Coinciden todas ellas en abogar por la vida estrictamente uterina tanto como por el libre uso armamentístico, mientras se benefician de un profundo racismo que criminaliza la fertilidad de las minorías raciales y encomia la blanca. Un ejemplo de este fenómeno es la acusación reciente contra un centro de detención de inmigrantes en el que supuestamente habrían esterilizado forzosamente a varias internas, práctica que evoca una larga tradición eugenésica en Estados Unidos que ha afectado a miles de mujeres –en su mayoría negras e hispanas– a lo largo del siglo XX, según explica Dorothy Roberts en su libro Killing the Black Body (1997).

No es casualidad que, en una época donde los discursos están cada vez más globalizados y, en este caso, son herederos de un colonialismo que continúa perpetuándose sobre los cuerpos no blancos, ecos de esta violencia lleguen también a España en forma de una suerte de miedo al reemplazo por el cual habría que promover la natalidad nacional frente a la reproducción de las mujeres migrantes. Así, las recientes ayudas a la maternidad anunciadas por la presidenta de la Comunidad de Madrid, Isabel Díaz Ayuso, contienen tintes implícitamente xenófobos al exigir diez años de empadronamiento en la región para poder optar a ellas. De nuevo, la derecha esgrime una defensa excluyente de la maternidad que viene esta vez de la mano de quien se atrevió a afirmar que los hombres “sufren incluso más agresiones que nosotras”.

El alter-feminismo de Ayuso ataca con una medida económica y asistencialista que omite otras vías más eficaces como sería la ampliación de guarderías públicas a las que tuvieran acceso los bebés de cualquier residente y que conllevaría como doble beneficio la creación de puestos de trabajo. No obstante, y a pesar de sus carencias, está claro que Ayuso ha sabido leer una necesidad social cada vez más transformada en eslogan identitario que, por su carácter inherente a la naturaleza de la especie –independientemente de las decisiones individuales– es susceptible de granjearle muchos apoyos. Lo ha hecho, además, sin cumplir el mandato personalista tan predominante en Estados Unidos: sin hijos y con 42 años, haciendo gala de nuevo novio y aludiendo a tomar cubatas en un karaoke, sería impensable un éxito como el suyo en la tierra del puritanismo yanqui.

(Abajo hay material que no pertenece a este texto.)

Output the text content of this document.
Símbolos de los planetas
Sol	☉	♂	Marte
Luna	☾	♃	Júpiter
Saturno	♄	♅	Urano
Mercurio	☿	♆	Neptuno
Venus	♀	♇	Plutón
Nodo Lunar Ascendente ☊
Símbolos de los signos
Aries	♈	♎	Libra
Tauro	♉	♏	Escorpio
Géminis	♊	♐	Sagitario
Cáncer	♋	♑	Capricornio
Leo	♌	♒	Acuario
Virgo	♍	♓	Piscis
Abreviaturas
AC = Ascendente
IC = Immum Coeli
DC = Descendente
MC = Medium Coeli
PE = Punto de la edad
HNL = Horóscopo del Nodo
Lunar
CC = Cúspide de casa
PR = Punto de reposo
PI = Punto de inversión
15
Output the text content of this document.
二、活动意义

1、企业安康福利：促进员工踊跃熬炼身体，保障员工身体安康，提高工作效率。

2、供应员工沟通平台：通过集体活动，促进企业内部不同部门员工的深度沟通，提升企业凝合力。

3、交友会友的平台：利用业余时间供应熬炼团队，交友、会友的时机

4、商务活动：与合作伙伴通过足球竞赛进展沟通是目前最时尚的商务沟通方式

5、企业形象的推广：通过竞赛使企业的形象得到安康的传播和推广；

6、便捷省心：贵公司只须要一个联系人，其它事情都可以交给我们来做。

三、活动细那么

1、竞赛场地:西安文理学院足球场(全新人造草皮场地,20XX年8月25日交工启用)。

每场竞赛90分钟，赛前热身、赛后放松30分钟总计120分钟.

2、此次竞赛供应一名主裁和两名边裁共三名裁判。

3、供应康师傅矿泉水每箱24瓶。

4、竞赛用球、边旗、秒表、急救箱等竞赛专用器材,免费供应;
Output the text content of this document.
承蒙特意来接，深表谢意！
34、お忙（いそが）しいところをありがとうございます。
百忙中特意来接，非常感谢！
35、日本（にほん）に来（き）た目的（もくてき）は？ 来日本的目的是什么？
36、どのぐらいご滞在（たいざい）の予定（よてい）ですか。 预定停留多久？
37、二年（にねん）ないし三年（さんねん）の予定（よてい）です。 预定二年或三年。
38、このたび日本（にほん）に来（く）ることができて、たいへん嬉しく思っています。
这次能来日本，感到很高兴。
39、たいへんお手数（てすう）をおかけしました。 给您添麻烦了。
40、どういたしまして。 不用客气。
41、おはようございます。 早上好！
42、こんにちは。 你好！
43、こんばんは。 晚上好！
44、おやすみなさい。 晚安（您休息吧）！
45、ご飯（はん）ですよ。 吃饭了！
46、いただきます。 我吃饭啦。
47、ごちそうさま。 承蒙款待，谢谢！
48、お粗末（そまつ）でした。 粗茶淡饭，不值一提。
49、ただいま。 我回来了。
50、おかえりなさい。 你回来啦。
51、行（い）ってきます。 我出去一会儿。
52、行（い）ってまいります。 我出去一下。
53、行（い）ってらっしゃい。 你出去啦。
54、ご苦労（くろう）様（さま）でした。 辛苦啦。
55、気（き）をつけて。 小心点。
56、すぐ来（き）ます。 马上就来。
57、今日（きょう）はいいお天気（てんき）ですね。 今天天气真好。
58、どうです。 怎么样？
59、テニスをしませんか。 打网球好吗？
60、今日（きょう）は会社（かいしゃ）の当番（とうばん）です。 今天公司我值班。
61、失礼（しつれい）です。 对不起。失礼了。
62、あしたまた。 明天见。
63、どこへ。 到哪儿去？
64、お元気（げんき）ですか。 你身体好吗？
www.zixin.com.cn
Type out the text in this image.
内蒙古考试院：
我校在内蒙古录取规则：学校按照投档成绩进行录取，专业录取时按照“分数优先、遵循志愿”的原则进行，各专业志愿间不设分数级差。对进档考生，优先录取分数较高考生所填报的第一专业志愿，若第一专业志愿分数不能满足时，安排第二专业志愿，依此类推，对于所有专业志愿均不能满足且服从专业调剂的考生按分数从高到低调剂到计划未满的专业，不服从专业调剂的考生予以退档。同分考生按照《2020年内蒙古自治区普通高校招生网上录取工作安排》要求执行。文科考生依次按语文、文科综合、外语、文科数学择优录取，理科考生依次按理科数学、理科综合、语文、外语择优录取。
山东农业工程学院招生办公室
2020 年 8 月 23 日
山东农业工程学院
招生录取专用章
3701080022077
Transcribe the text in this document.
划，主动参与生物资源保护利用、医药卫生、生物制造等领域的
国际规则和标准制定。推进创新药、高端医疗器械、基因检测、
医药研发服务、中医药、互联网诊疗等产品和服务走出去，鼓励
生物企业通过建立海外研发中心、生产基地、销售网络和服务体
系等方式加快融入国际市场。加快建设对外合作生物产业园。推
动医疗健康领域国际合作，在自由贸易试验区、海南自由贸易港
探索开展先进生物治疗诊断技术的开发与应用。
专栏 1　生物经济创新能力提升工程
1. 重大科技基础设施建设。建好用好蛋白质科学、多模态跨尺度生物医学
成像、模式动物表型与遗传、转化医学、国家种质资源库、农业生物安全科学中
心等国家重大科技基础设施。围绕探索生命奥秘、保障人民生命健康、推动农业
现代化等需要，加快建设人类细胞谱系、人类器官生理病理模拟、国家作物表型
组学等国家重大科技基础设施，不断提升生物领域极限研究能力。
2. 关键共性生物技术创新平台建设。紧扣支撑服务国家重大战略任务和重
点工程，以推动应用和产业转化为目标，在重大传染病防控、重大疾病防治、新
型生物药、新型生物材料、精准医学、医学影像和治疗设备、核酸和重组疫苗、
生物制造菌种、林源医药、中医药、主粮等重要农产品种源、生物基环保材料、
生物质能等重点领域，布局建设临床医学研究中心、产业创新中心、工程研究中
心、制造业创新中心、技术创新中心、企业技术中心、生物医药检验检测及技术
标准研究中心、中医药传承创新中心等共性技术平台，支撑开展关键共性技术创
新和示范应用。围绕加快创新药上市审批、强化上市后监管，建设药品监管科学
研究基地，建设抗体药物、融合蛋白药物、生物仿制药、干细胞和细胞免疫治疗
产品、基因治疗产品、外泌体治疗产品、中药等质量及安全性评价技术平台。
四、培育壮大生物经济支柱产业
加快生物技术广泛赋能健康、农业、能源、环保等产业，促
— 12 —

El género, y no tanto la reparación de injusticias que subyacen a esta institución, vende como mensaje. Lo hace porque genera polémicas –y clicks–, porque sigue siendo fuente de conflictos dentro del propio feminismo y porque, en la era de la comercialización de identidades, sirve a ciertas estrategias de marketing que, vacías de derechos, atraen a una derecha sedienta de capitalizar logros históricos de sus contrarios. En mitad del proceso hay vidas en juego, violencias y terrores que a algunas nos volvieron silentes, y una igualdad que nunca llega. Superar el etiquetado y su empoderamiento falaz en pro de políticas públicas capaces de subsanar los distintos grados de opresión, incluyendo el racismo, debería ser prioritario.